I attended the Region IV Tech Contact Meeting today at the East Central Education Service Center. There were three (3) schools there who are involved in the INaccess pilot program. Several other schools were represented as well. In addition to hearing some feedback about how program implementation was going, the Tech Directors in attendance described in detail what they had been involved with over the summer and so far this school year. The Student Test Number (STN) was a major topic of discussion.

There was curiosity about the INaccess pilots from all of the schools. The biggest concern was staffing, and the ability to manage large numbers of computers that may end up in schools. With budgets already strained to the limit, most everyone agreed that it was unlikely to see adequate numbers of new “tech” staff in the near future.

Several school technology directors have raised this issue over the past 24 months. How can schools manage a larger network than they currently manage and continue to provide the expected level of service to teachers and others? Thanks to these questions, the most recent groups of pilot projects are helping to explore three (3) different management tools that we hope can help us to answer these questions.

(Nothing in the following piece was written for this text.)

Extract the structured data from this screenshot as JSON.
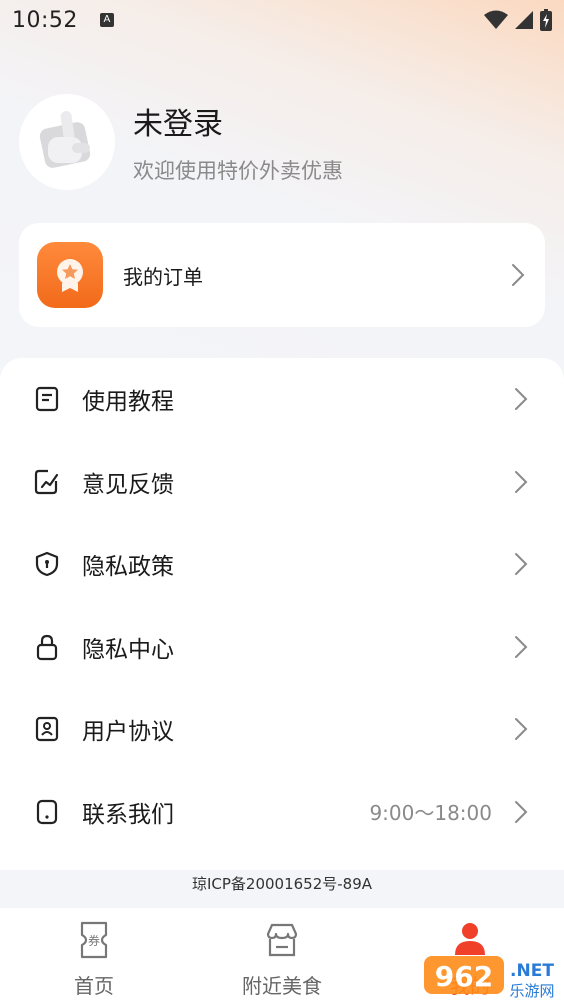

1) Novell Zenworks Linux Management (ZLM)

Schools using NLD as a desktop OS will also use ZLM as a management tool. A “Master” ZLM server will be accessible to all participants. The Master server will aggregate all patches, new products and product updates, and core OS updates. Once downloaded to the local school, ZLM can be used locally to apply the patches, updates and new programs from a central console. When these patches are applied and How they are applied remains in the hands of the local technology department.

2) Linspire Click ‘n Run/ Admin Tools/ Enterprise edition

Schools using Linspire will be testing the automated update/patch system called Click ‘n Run. When each computer is turned on it checks to make certain it has the latest patches and automatically downloads and installs patches/updates/new programs as a background process while students go on with their work. Linspire will soon be releasing additional tools for administration and management that will be coupled with enterprise level OS functionality.

3) Thin Client

Two (2) schools are testing a thin client system with a company called Ardence. The diskless workstations are similar to the other low cost units in use in schools with the exception that they do not need hard disks. The idea is to be able to manage large numbers of systems from a central point. One update on the server and all clients automatically are using the latest version of the software. This is just now being rolled out. We are interested in cost, functionality, and scalability in this scenario. More information will be available soon.

Tech Contact meetings are a wonderful way to share information. A lot of information was shared today. We’ll get more information to you soon on the progress we see in the management scenarios we are testing.